Importance of Recent Guidelines

The most recent guidelines from 2017 emphasize the importance of a risk-adapted approach to managing MDS, considering factors such as age, performance status, and comorbidities when making treatment decisions 1. These guidelines also highlight the need for regular monitoring of blood counts and transfusion support as needed to maintain adequate blood cell counts.

Quality of Life and Survival

Preserving the MDS patient's quality of life (QoL) is a key goal of treatment, with management of anemia-related symptoms and comorbidities essential to maintaining QoL 1. The development of secondary iron overload can significantly worsen survival, emphasizing the importance of managing iron overload with chelation therapy for patients requiring regular transfusions.

From the FDA Drug Label

14 CLINICAL STUDIES 14.1 Myelodysplastic Syndromes (MDS)

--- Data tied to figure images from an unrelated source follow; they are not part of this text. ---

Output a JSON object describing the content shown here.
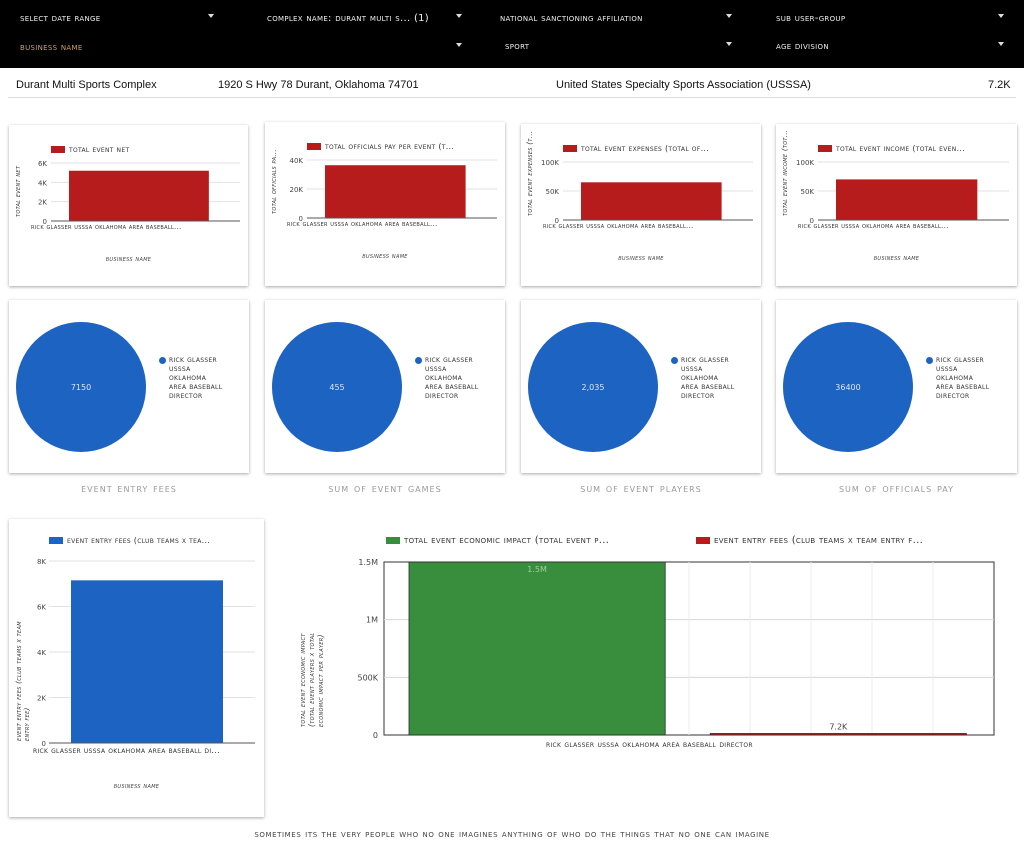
{
  "filters": {
    "date_range": "select date range",
    "complex_name": "COMPLEX NAME: Durant Multi S... (1)",
    "national_sanctioning": "NATIONAL SANCTIONING AFFILIATION",
    "sub_user_group": "SUB USER-GROUP",
    "business_name": "BUSINESS NAME",
    "sport": "SPORT",
    "age_division": "AGE DIVISION"
  },
  "info": {
    "complex": "Durant Multi Sports Complex",
    "address": "1920 S Hwy 78 Durant, Oklahoma 74701",
    "association": "United States Specialty Sports Association (USSSA)",
    "value": "7.2K"
  },
  "colors": {
    "red": "#b71c1c",
    "blue": "#1d63c2",
    "green": "#388e3c"
  },
  "bar_cards": [
    {
      "legend": "Total Event Net",
      "ylabel": "Total Event Net",
      "category": "Rick Glasser USSSA Oklahoma Area Baseball...",
      "xtitle": "BUSINESS NAME"
    },
    {
      "legend": "Total Officials Pay Per Event (T...",
      "ylabel": "Total Officials Pa...",
      "category": "Rick Glasser USSSA Oklahoma Area Baseball...",
      "xtitle": "BUSINESS NAME"
    },
    {
      "legend": "Total Event Expenses (Total Of...",
      "ylabel": "Total Event Expenses (T...",
      "category": "Rick Glasser USSSA Oklahoma Area Baseball...",
      "xtitle": "BUSINESS NAME"
    },
    {
      "legend": "Total Event Income (Total Even...",
      "ylabel": "Total Event Income (Tot...",
      "category": "Rick Glasser USSSA Oklahoma Area Baseball...",
      "xtitle": "BUSINESS NAME"
    }
  ],
  "pie_cards": [
    {
      "value": "7150",
      "legend": "Rick Glasser USSSA Oklahoma Area Baseball Director",
      "caption": "Event Entry Fees"
    },
    {
      "value": "455",
      "legend": "Rick Glasser USSSA Oklahoma Area Baseball Director",
      "caption": "Sum of Event Games"
    },
    {
      "value": "2,035",
      "legend": "Rick Glasser USSSA Oklahoma Area Baseball Director",
      "caption": "Sum of Event Players"
    },
    {
      "value": "36400",
      "legend": "Rick Glasser USSSA Oklahoma Area Baseball Director",
      "caption": "Sum of Officials Pay"
    }
  ],
  "fees_card": {
    "legend": "Event Entry Fees (Club Teams x Tea...",
    "ylabel_line1": "Event Entry Fees (Club Teams x Team",
    "ylabel_line2": "Entry Fee)",
    "category": "Rick Glasser USSSA Oklahoma Area Baseball Di...",
    "xtitle": "BUSINESS NAME"
  },
  "impact_card": {
    "legend1": "Total Event Economic Impact (Total Event P...",
    "legend2": "Event Entry Fees (Club Teams x Team Entry F...",
    "ylabel_line1": "Total Event Economic Impact",
    "ylabel_line2": "(Total Event Players x Total",
    "ylabel_line3": "Economic Impact per Player)",
    "category": "Rick Glasser USSSA Oklahoma Area Baseball Director"
  },
  "quote": "Sometimes its the very people who no one imagines anything of who do the things that no one can imagine",
  "chart_data": [
    {
      "type": "bar",
      "categories": [
        "Rick Glasser USSSA Oklahoma Area Baseball..."
      ],
      "series": [
        {
          "name": "Total Event Net",
          "values": [
            5200
          ]
        }
      ],
      "ylabel": "Total Event Net",
      "xlabel": "BUSINESS NAME",
      "ylim": [
        0,
        6000
      ],
      "yticks": [
        "0",
        "2K",
        "4K",
        "6K"
      ]
    },
    {
      "type": "bar",
      "categories": [
        "Rick Glasser USSSA Oklahoma Area Baseball..."
      ],
      "series": [
        {
          "name": "Total Officials Pay Per Event (T...",
          "values": [
            36400
          ]
        }
      ],
      "ylabel": "Total Officials Pa...",
      "xlabel": "BUSINESS NAME",
      "ylim": [
        0,
        40000
      ],
      "yticks": [
        "0",
        "20K",
        "40K"
      ]
    },
    {
      "type": "bar",
      "categories": [
        "Rick Glasser USSSA Oklahoma Area Baseball..."
      ],
      "series": [
        {
          "name": "Total Event Expenses (Total Of...",
          "values": [
            65000
          ]
        }
      ],
      "ylabel": "Total Event Expenses (T...",
      "xlabel": "BUSINESS NAME",
      "ylim": [
        0,
        100000
      ],
      "yticks": [
        "0",
        "50K",
        "100K"
      ]
    },
    {
      "type": "bar",
      "categories": [
        "Rick Glasser USSSA Oklahoma Area Baseball..."
      ],
      "series": [
        {
          "name": "Total Event Income (Total Even...",
          "values": [
            70000
          ]
        }
      ],
      "ylabel": "Total Event Income (Tot...",
      "xlabel": "BUSINESS NAME",
      "ylim": [
        0,
        100000
      ],
      "yticks": [
        "0",
        "50K",
        "100K"
      ]
    },
    {
      "type": "pie",
      "labels": [
        "Rick Glasser USSSA Oklahoma Area Baseball Director"
      ],
      "values": [
        7150
      ],
      "title": "Event Entry Fees"
    },
    {
      "type": "pie",
      "labels": [
        "Rick Glasser USSSA Oklahoma Area Baseball Director"
      ],
      "values": [
        455
      ],
      "title": "Sum of Event Games"
    },
    {
      "type": "pie",
      "labels": [
        "Rick Glasser USSSA Oklahoma Area Baseball Director"
      ],
      "values": [
        2035
      ],
      "title": "Sum of Event Players"
    },
    {
      "type": "pie",
      "labels": [
        "Rick Glasser USSSA Oklahoma Area Baseball Director"
      ],
      "values": [
        36400
      ],
      "title": "Sum of Officials Pay"
    },
    {
      "type": "bar",
      "categories": [
        "Rick Glasser USSSA Oklahoma Area Baseball Di..."
      ],
      "series": [
        {
          "name": "Event Entry Fees (Club Teams x Tea...",
          "values": [
            7150
          ]
        }
      ],
      "ylabel": "Event Entry Fees (Club Teams x Team Entry Fee)",
      "xlabel": "BUSINESS NAME",
      "ylim": [
        0,
        8000
      ],
      "yticks": [
        "0",
        "2K",
        "4K",
        "6K",
        "8K"
      ]
    },
    {
      "type": "bar",
      "categories": [
        "Rick Glasser USSSA Oklahoma Area Baseball Director"
      ],
      "series": [
        {
          "name": "Total Event Economic Impact (Total Event P...",
          "values": [
            1500000
          ],
          "data_label": "1.5M"
        },
        {
          "name": "Event Entry Fees (Club Teams x Team Entry F...",
          "values": [
            7200
          ],
          "data_label": "7.2K"
        }
      ],
      "ylabel": "Total Event Economic Impact (Total Event Players x Total Economic Impact per Player)",
      "ylim": [
        0,
        1500000
      ],
      "yticks": [
        "0",
        "500K",
        "1M",
        "1.5M"
      ],
      "grid": true
    }
  ]
}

Study 1 was a randomized, open-label, controlled trial carried out in 53 U. S sites compared the safety and efficacy of subcutaneous azacitidine for injection plus supportive care with supportive care alone (“observation”) in adult patients with any of the five FAB subtypes of myelodysplastic syndromes (MDS): refractory anemia (RA), RA with ringed sideroblasts (RARS), RA with excess blasts (RAEB), RAEB in transformation (RAEB-T), and chronic myelomonocytic leukemia (CMMoL)

The azacitidine drug is used to treat myelodysplastic syndromes (MDS), including:

• Refractory anemia (RA)
• RA with ringed sideroblasts (RARS)
• RA with excess blasts (RAEB)
• RAEB in transformation (RAEB-T)
• Chronic myelomonocytic leukemia (CMMoL) 2

From the Research

Definition and Characteristics of Myelodysplastic Syndrome

• Myelodysplastic syndromes (MDS) are a heterogeneous group of myeloid disorders characterized by peripheral blood cytopenias and increased risk of transformation to acute myelogenous leukemia (AML) 3, 4.
• MDS occurs more frequently in older males and in individuals with prior exposure to cytotoxic therapy 3, 4.
• Diagnosis of MDS is based on morphological evidence of dysplasia upon visual examination of a bone marrow aspirate and biopsy 3, 4.

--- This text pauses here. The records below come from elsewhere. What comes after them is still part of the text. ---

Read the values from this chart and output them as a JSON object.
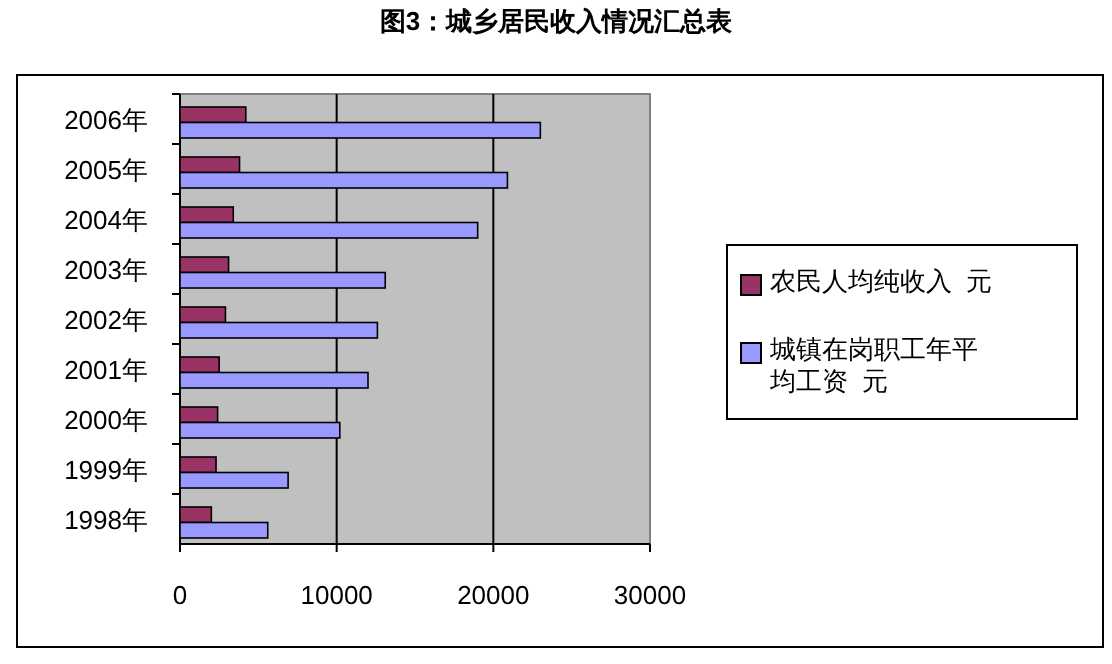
{
  "chart_data": {
    "type": "bar",
    "orientation": "horizontal",
    "title": "图3：城乡居民收入情况汇总表",
    "categories": [
      "2006年",
      "2005年",
      "2004年",
      "2003年",
      "2002年",
      "2001年",
      "2000年",
      "1999年",
      "1998年"
    ],
    "series": [
      {
        "name": "农民人均纯收入  元",
        "color": "#993366",
        "values": [
          4200,
          3800,
          3400,
          3100,
          2900,
          2500,
          2400,
          2300,
          2000
        ]
      },
      {
        "name": "城镇在岗职工年平均工资  元",
        "color": "#9999ff",
        "values": [
          23000,
          20900,
          19000,
          13100,
          12600,
          12000,
          10200,
          6900,
          5600
        ]
      }
    ],
    "xlim": [
      0,
      30000
    ],
    "xticks": [
      0,
      10000,
      20000,
      30000
    ],
    "grid": "x",
    "legend": "right"
  }
}
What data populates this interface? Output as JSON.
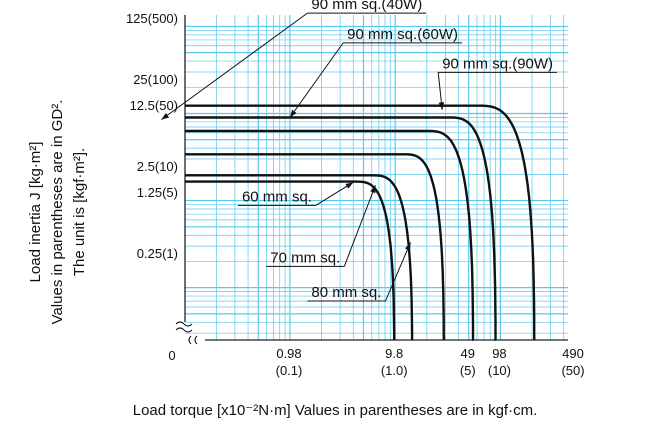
{
  "chart_data": {
    "type": "line",
    "x_scale": "log",
    "y_scale": "log",
    "grid": true,
    "grid_color": "#5bc8ec",
    "line_color": "#111111",
    "xlabel": "Load torque [x10⁻²N·m]  Values in parentheses are in kgf·cm.",
    "ylabel_lines": [
      "Load inertia J [kg·m²]",
      "Values in parentheses are in GD².",
      "The unit is [kgf·m²]."
    ],
    "origin_label": "0",
    "x_ticks": [
      {
        "value": 0.98,
        "label": "0.98",
        "sub": "(0.1)"
      },
      {
        "value": 9.8,
        "label": "9.8",
        "sub": "(1.0)"
      },
      {
        "value": 49,
        "label": "49",
        "sub": "(5)"
      },
      {
        "value": 98,
        "label": "98",
        "sub": "(10)"
      },
      {
        "value": 490,
        "label": "490",
        "sub": "(50)"
      }
    ],
    "y_ticks": [
      {
        "value": 125,
        "label": "125(500)"
      },
      {
        "value": 25,
        "label": "25(100)"
      },
      {
        "value": 12.5,
        "label": "12.5(50)"
      },
      {
        "value": 2.5,
        "label": "2.5(10)"
      },
      {
        "value": 1.25,
        "label": "1.25(5)"
      },
      {
        "value": 0.25,
        "label": "0.25(1)"
      }
    ],
    "series": [
      {
        "name": "60 mm sq.",
        "plateau": 1.65,
        "x_end": 9.8,
        "knee_x": 4.2,
        "label_x": 0.35,
        "label_y": 0.98,
        "target_x": 4.0,
        "target_y": 1.62
      },
      {
        "name": "70 mm sq.",
        "plateau": 1.95,
        "x_end": 14.5,
        "knee_x": 6.0,
        "label_x": 0.65,
        "label_y": 0.195,
        "target_x": 6.5,
        "target_y": 1.5
      },
      {
        "name": "80 mm sq.",
        "plateau": 3.4,
        "x_end": 29,
        "knee_x": 12,
        "label_x": 1.6,
        "label_y": 0.078,
        "target_x": 14,
        "target_y": 0.33
      },
      {
        "name": "90 mm sq.(40W)",
        "plateau": 6.3,
        "x_end": 55,
        "knee_x": 20,
        "label_x": 1.6,
        "label_y": 158,
        "target_x": 0.06,
        "target_y": 8.5
      },
      {
        "name": "90 mm sq.(60W)",
        "plateau": 9.0,
        "x_end": 90,
        "knee_x": 32,
        "label_x": 3.5,
        "label_y": 72,
        "target_x": 1.0,
        "target_y": 9.0
      },
      {
        "name": "90 mm sq.(90W)",
        "plateau": 12.3,
        "x_end": 210,
        "knee_x": 60,
        "label_x": 28,
        "label_y": 33,
        "target_x": 28,
        "target_y": 11.0
      }
    ]
  }
}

Risk Stratification and Prognosis

• Prognosis of patients with MDS can be calculated using a number of scoring systems, including the International Prognostic Scoring System (IPSS) and the Revised International Prognostic Scoring System (IPSS-R) 3, 4.
• Somatic mutations can help define prognosis and therapy 4.
• The IPSS-R is the most commonly accepted system and includes analysis of peripheral cytopenias, percentage of blasts in the bone marrow, and cytogenetic characteristics 4.

Treatment and Management

• Therapy is selected based on risk, transfusion needs, percent of bone marrow blasts, cytogenetic and mutational profiles, comorbidities, potential for allogeneic stem cell transplantation (alloSCT), and prior exposure to hypomethylating agents (HMA) 4.
• Goals of therapy are different in lower-risk patients than in higher-risk individuals and in those with HMA failure 4.
• Current available therapies include growth factor support, lenalidomide, HMAs, intensive chemotherapy, and alloSCT 3, 4.
• Novel therapeutics approved in 2020 are luspatercept and the oral HMA ASTX727 4.
• For patients with lower-risk MDS, options include lenalidomide, immunosuppressive therapy, and novel agents such as imetelstat and roxadustat 5, 6.
• For patients with higher-risk MDS, options include azacitidine, decitabine, and intensive chemotherapy 3, 6.

Anemia Management

• Anemia is a common symptom in patients with MDS, and management options include supportive red blood cell (RBC) transfusions, erythropoiesis-stimulating agents (ESAs), and novel therapeutics such as luspatercept 5.
• Frequent transfusions can lead to iron overload and decreased quality of life, highlighting the need for alternative therapeutic options 5.